Austin, J. L.

Assigned: Austin, J. L. From How to Do Things with Words (1236-48). Also read the editors’ introduction (1234-36).

From How to Do Things with Words (1956/1961)

1. On 1236-37 (“You are more than entitled not to know…”), what does J. L. Austin identify as the two stages by which philosophers have questioned the notion that language is purely descriptive and referential? According to him, what good have these stages of questioning done?

2. On 1237-38 (“Now it is one such sort of use…”), how does Austin define “performative utterances”? What do such utterances do? What don’t they do, with respect to the utterer’s supposed internal state or intention?

3. On 1239-41 (“These performative utterances are…”), Austin discusses a number of ways in which performative utterances can suffer from infelicity, or in other words “misfire.” What rules does he formulate to try to explain why these misfires happen, and how does he illustrate them?

4. On 1241 (“As for whether this list is complete…”), why, according to Austin, should poetry, along with some other kinds of language—jokes and words spoken under duress, for example—be excluded from consideration when one is dealing with “performativity”? What is it about these instances that, according to Austin, disqualifies them? Explain.

5. On 1241-43 (“So far we have been going firmly ahead…”), how does Austin develop his basic criteria for determining what is or is not a performative utterance: what two “standard forms” (1242) for performative utterances does he discuss, and what further sub-classifications or clarifications of these forms does he offer?

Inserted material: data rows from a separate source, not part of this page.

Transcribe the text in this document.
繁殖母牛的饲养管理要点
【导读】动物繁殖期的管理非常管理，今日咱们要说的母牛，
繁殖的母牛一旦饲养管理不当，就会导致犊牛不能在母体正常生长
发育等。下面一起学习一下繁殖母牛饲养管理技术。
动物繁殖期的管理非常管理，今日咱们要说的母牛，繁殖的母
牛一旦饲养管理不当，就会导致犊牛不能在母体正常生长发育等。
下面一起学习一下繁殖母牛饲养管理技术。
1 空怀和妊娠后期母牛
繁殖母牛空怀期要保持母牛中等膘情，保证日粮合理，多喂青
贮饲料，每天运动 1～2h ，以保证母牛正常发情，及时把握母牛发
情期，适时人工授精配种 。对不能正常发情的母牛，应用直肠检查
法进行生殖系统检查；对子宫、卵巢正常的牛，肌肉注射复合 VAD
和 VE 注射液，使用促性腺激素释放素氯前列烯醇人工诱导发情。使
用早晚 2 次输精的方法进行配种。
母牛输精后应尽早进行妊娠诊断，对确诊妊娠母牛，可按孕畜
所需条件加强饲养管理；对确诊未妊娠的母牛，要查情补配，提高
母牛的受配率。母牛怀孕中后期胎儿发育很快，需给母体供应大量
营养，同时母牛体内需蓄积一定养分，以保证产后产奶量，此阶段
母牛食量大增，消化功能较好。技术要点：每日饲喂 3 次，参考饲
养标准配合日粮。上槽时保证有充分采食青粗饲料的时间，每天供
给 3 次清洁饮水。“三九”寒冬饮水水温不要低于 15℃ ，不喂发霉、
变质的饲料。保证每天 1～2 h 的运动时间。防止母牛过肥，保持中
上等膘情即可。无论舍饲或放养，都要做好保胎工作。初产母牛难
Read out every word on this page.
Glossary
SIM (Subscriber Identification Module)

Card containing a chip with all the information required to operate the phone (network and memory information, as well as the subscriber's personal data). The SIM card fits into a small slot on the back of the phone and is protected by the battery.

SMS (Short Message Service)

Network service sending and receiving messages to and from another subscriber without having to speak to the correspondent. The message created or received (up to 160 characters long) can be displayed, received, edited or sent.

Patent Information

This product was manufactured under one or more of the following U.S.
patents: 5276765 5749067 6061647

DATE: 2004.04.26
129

6. On 1243-44 (“This is just one way in which”), how might “the social habits of the society” (1243 bottom) play a strong role in determining which performative verbs come into usage, and which do not? How does his example regarding a performative verb for censuring someone as opposed to one for insulting someone illustrate this kind of social influence or expectations? (1244) Furthermore, what key distinction does Austin make between “making explicit what act it is we are performing, and the quite different matter of stating what act it is we are performing” (1244)? How does he explain this distinction?

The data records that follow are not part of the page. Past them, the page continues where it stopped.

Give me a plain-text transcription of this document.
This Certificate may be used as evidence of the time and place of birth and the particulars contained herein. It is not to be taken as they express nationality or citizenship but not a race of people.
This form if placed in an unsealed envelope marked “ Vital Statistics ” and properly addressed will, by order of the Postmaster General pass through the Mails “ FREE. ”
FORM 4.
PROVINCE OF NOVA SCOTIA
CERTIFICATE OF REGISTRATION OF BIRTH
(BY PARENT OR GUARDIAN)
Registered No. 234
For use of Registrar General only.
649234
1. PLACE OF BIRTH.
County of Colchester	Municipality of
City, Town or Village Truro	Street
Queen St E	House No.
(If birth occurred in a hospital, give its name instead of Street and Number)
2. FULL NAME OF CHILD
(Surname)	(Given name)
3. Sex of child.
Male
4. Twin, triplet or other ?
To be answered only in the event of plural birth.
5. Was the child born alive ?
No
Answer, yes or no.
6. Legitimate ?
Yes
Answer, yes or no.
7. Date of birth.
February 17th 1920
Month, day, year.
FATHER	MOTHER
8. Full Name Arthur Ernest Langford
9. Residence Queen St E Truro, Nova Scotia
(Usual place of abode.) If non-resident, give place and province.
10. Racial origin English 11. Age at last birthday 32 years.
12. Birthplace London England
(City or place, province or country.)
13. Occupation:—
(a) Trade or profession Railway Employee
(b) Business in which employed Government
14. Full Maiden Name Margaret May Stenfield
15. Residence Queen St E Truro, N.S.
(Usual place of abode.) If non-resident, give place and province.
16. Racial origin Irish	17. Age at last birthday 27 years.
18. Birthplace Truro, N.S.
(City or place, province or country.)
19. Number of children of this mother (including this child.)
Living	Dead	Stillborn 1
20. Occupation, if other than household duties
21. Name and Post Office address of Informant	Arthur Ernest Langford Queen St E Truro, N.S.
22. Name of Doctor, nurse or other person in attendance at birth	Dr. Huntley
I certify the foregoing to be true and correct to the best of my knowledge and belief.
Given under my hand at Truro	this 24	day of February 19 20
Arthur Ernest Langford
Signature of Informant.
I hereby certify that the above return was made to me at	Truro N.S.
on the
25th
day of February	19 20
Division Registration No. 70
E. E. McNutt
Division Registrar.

7. On 1244-46 (“So far we have been going along…”), what dissatisfaction does Austin express with the performative criteria he has been exploring? Why is it ultimately impossible to maintain facile distinctions between performative utterances and “statements” that imply true/false claims, refer to something in the outside world or to something occurring in one’s mind, etc.? (1244-45) What examples of this ambiguous quality does he offer? (In responding, consider, for instance, Austin’s remarks about the utterance “I am sorry” as opposed to “I apologize” (1244): why can’t we assume these two utterances mean the same thing?)

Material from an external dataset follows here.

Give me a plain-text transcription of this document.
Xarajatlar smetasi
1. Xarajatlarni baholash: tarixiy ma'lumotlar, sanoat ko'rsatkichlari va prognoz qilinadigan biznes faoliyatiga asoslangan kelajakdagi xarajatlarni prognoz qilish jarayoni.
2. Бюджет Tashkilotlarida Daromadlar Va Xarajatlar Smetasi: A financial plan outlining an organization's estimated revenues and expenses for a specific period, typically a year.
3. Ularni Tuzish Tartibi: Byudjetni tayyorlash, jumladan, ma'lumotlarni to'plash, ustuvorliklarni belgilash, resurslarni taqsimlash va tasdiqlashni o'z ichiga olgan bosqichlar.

8. On 1246-48 (“In this way, then, ills that have…”), following upon his analysis of the difficulties that may afflict statements as well as performative utterances, what insights does Austin arrive at regarding language generally? Has his examination of performatives led him to embrace linguistic ambivalence or indeterminacy, or does he hold that we can still emerge with a comprehensible, manageable view of an “ordinary language” consisting of “speech acts”? Explain.

9. General question: A great deal has been written about the unavoidable, sometimes exasperating medium of communication that is language, with some linguists and philosophers emphasizing its opacity, ambiguity, and sheer complexity or even duplicitousness, and others taking the more upbeat view that it seems to have served our individual and collective purposes well enough over the last several millennia. In How to Do Things with Words, J. L. Austin seems to come down somewhere in the middle. What is your own attitude towards the language or languages you grew up speaking and by means of which you now negotiate your way through life? Is your relationship with language mostly a happy, felicitous one, or do you struggle with it and find that it often makes you misunderstood and gets in your way? Explain.

Edition: Leitch, Vincent B. et al., eds. The Norton Anthology of Theory and Criticism. 3rd ed. New York and London: W. W. Norton & Company, 2018. ISBN-13: 978-0-393-60295-1.